Obviously no one argues the Jays (or any team) should have a $377 million payroll. However $149 does sound reasonable as a target for once the Jays pack that park, while $86 is the ballpark where they were before this offseason.
The Blue Jays also have a large arbitration class (estimates from Matt Swartz at MLB Trade Rumors): Cory Wade ($700K), Bobby Wilson ($600K), Colby Rasmus ($4.5M), J.A. Happ ($3.8M), and Emilio Bonifacio ($2.5M), for a total of $12.1M. Wilson is really the only non-tender candidate and he doesn't move the pile much.
This takes them up to 20 players, add five pre-arb players at $500K, and they're at $112M.
Hey, us Jay fans can dream right?
They're surely getting this from Heyman, who Tweeted last week, he was hearing the Marlins were sending $8M not $4.

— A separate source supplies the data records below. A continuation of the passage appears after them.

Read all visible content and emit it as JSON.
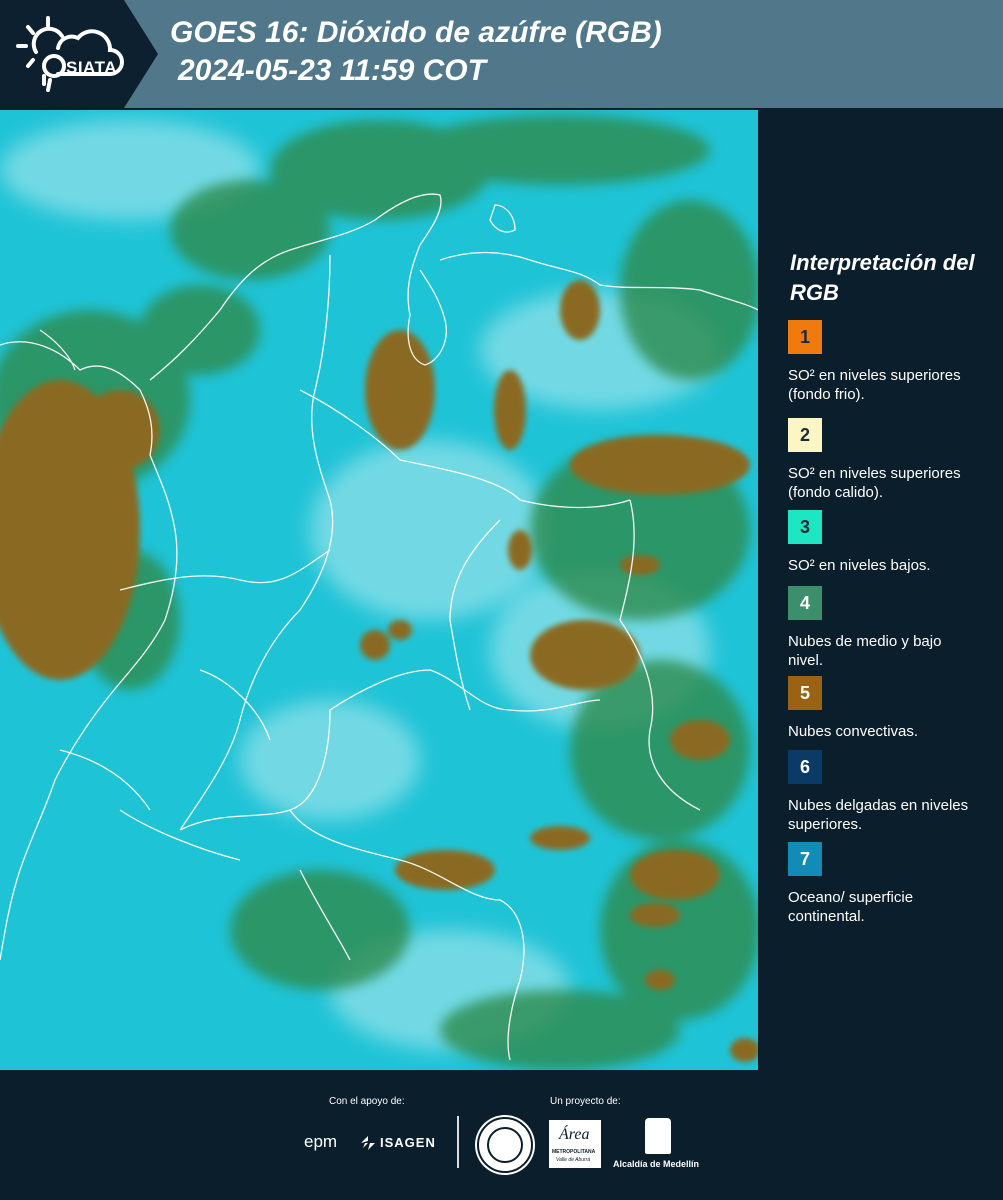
{
  "header": {
    "logo_text": "SIATA",
    "title_line1": "GOES 16: Dióxido de azúfre (RGB)",
    "title_line2": "2024-05-23 11:59 COT"
  },
  "map": {
    "base_color": "#1fc3d6",
    "cloud_colors": {
      "green": "#2e8b4e",
      "brown": "#8a6a22",
      "white": "#d8f4f6"
    }
  },
  "legend": {
    "title": "Interpretación del RGB",
    "items": [
      {
        "number": "1",
        "color": "#f07a0e",
        "label": "SO² en niveles superiores (fondo frio)."
      },
      {
        "number": "2",
        "color": "#fbf6c4",
        "label": "SO² en niveles superiores (fondo calido)."
      },
      {
        "number": "3",
        "color": "#1ee6c3",
        "label": "SO² en niveles bajos."
      },
      {
        "number": "4",
        "color": "#3b8f6a",
        "label": "Nubes de medio y bajo nivel."
      },
      {
        "number": "5",
        "color": "#9a6212",
        "label": "Nubes convectivas."
      },
      {
        "number": "6",
        "color": "#0c3a66",
        "label": "Nubes delgadas en niveles superiores."
      },
      {
        "number": "7",
        "color": "#138bb7",
        "label": "Oceano/ superficie continental."
      }
    ]
  },
  "footer": {
    "support_label": "Con el apoyo de:",
    "project_label": "Un proyecto de:",
    "epm": "epm",
    "isagen": "ISAGEN",
    "area_name": "Área",
    "area_sub1": "METROPOLITANA",
    "area_sub2": "Valle de Aburrá",
    "alcaldia": "Alcaldía de Medellín"
  }
}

Gregor Chisholm who covers the Blue Jays for MLB.com has the 2013 payroll at approximately $122,200,000. He manages his own site where this is provided.
Payroll commitments:
2013
J.P. Arencibia — (**500,000)
Edwin Encarnacion – 8,000,000
Emilio Bonifacio – (*2,500,000)
Jose Reyes — 10,000,000
Brett Lawrie – (**500,000)
Melky Cabrera – 8,000,000
Colby Rasmus – (*4,500,000)
Jose Bautista – 14,000,000
Adam Lind – 5,000,000
John Buck – 6,000,000
Maicer Izturis – 3,000,000
Rajai Davis – 2,500,000
Mike McCoy – (**500,000)
Josh Johnson – 13,750,000
Mark Buehrle – 11,000,000
Brandon Morrow – 8,000,000
Ricky Romero – 7,500,000
J.A. Happ – (*3,800,000)
Casey Janssen – 3,900,000
Sergio Santos – 2,750,000
Darren Oliver — 3,000,000
Steve Delabar – (**500,000)
Brad Lincoln – (**500,000)
Esmil Rogers – (**500,000)
Brett Cecil – (**500,000)
Dustin McGowan — $1,500,000
Approximate 2013 Total – 122,200,000
Extras – Potential deals for Bobby Wilson, and Corey Wade. Also contracts for players on the 40-man roster such as Luis Perez, Drew Hutchison and Kyle Drabek. Miami reportedly is sending $4-million to the Blue Jays as part of their deal so some savings will be found here as well.

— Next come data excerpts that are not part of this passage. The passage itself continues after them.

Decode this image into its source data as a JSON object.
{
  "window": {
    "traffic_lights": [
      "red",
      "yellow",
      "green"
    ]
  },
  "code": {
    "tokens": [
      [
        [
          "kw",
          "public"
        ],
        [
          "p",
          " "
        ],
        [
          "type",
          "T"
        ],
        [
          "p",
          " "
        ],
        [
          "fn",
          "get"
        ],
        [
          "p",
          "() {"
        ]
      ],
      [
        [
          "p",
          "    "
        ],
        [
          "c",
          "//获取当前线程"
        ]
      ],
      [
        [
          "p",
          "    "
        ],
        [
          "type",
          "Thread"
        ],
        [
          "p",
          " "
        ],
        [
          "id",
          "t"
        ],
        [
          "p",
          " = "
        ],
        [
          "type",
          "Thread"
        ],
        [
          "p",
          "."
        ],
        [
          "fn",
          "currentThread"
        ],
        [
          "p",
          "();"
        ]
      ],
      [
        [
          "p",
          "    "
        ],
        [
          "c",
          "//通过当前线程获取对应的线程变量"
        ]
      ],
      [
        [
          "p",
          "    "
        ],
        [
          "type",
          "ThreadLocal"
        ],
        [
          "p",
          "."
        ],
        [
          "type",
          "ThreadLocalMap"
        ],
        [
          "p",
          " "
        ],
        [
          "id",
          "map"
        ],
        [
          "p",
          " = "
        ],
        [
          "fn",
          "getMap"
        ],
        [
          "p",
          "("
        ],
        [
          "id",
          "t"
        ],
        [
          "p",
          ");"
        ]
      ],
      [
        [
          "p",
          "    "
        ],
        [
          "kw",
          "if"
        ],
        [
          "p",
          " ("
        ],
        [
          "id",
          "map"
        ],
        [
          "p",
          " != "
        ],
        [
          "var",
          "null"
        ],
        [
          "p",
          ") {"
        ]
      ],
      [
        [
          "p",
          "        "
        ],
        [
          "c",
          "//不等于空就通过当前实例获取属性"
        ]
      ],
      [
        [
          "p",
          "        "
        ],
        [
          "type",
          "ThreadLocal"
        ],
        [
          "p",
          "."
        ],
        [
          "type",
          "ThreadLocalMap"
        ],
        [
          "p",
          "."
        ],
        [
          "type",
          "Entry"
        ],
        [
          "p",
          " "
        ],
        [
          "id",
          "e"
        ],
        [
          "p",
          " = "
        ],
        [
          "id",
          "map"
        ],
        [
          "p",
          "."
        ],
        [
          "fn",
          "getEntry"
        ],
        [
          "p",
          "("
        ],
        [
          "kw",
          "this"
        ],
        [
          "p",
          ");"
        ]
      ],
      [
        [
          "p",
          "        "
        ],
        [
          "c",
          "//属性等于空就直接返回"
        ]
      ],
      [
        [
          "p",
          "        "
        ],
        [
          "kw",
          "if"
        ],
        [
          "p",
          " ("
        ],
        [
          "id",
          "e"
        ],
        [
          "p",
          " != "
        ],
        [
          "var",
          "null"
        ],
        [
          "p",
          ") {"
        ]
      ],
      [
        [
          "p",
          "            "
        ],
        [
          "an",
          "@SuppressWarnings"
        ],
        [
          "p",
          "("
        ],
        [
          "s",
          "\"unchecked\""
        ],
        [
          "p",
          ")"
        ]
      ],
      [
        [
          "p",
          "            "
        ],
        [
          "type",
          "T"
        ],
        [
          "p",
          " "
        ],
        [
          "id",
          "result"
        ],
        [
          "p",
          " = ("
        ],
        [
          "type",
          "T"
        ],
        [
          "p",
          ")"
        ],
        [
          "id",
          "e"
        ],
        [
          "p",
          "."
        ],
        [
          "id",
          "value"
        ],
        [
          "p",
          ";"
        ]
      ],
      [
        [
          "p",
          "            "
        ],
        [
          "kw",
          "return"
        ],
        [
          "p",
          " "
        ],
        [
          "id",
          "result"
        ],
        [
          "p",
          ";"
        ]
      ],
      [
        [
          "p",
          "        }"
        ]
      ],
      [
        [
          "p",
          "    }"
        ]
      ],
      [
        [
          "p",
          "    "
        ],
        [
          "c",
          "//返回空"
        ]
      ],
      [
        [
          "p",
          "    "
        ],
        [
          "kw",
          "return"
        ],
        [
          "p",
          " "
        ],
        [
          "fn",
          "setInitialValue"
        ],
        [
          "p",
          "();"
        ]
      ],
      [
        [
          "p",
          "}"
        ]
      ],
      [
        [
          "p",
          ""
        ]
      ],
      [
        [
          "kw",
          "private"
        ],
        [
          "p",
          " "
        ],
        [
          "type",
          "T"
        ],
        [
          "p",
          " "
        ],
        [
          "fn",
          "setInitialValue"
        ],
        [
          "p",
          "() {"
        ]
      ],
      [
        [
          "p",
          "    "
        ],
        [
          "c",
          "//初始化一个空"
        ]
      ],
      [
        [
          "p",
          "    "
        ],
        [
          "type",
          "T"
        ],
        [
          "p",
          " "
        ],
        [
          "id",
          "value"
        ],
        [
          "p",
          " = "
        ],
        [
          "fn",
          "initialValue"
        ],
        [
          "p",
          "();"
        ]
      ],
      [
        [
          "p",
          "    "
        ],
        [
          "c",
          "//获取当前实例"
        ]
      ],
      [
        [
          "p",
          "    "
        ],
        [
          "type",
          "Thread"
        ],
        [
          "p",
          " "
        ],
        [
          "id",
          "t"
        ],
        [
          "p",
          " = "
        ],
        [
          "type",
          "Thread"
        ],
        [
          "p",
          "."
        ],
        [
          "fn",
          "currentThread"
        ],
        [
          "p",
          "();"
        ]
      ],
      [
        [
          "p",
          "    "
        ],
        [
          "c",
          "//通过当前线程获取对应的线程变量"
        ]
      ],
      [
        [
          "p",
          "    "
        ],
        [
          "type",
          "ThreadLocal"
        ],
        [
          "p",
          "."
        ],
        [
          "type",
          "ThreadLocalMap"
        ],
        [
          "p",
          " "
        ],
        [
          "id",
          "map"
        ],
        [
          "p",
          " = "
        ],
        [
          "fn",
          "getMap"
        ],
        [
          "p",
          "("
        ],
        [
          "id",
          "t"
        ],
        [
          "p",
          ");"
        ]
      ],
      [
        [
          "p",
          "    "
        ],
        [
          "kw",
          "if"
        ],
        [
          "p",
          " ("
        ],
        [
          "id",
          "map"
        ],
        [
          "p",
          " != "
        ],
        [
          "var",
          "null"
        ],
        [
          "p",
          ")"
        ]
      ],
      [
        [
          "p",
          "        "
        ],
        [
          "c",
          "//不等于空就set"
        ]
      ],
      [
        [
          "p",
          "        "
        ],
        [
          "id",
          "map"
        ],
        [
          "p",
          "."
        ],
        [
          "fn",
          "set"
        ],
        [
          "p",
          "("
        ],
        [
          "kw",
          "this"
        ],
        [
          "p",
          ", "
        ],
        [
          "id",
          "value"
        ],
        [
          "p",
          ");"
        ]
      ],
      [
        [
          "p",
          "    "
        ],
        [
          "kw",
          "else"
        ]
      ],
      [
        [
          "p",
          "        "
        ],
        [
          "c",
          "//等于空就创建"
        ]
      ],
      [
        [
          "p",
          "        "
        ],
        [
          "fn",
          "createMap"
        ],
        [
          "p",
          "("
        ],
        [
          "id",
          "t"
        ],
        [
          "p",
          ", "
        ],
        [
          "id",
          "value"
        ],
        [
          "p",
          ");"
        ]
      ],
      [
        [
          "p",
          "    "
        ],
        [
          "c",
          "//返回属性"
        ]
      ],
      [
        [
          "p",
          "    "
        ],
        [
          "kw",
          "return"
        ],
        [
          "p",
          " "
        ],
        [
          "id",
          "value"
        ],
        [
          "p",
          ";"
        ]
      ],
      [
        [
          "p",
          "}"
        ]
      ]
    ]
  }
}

*Arbitration eligible. Salary projection taken from MLBTradeRumors
**Contract can be renewed by the club as player is not yet eligible for arbitration. This is a very rough estimate for the salary.
I've not seen anyone mention it, but it seems to me this $4M is for Mark Buehrle, not just some random cash that Anthopolous forced out of the Marlins that he can now turn around and use to sign Melky Cabrera or whomever.

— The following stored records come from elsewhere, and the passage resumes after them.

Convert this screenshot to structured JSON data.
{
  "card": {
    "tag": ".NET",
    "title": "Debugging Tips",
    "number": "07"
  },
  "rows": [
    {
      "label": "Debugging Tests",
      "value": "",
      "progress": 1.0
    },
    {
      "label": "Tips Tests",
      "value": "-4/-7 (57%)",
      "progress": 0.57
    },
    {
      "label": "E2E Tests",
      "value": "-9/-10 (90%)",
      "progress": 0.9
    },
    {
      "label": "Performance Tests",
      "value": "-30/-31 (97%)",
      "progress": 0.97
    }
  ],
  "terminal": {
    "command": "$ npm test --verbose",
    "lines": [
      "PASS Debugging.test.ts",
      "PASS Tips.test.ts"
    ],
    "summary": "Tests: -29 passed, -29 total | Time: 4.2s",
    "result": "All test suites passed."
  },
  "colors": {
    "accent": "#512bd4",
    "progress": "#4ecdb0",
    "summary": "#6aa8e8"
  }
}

According to Cots, when Buehrle signed with the Marlins he agreed to a well under-market salary of only $6M for 2012. But he was also given a $4M signing bonus which he agreed to defer without interest. My guess (just a guess) is that Buehrle has still not been paid this signing bonus, so Anthopolous asked for the money in the trade.
1. Cot's doesn't have Melky Cabrera.
2. Chisholm doesn't deduct the cash from the Marlins.
3. Cot's distributes the amount of a signing bonus over the guaranteed portion of a player's contract. MLB does this for luxury tax purposes, but I've read far too many FASB publications to agree with this.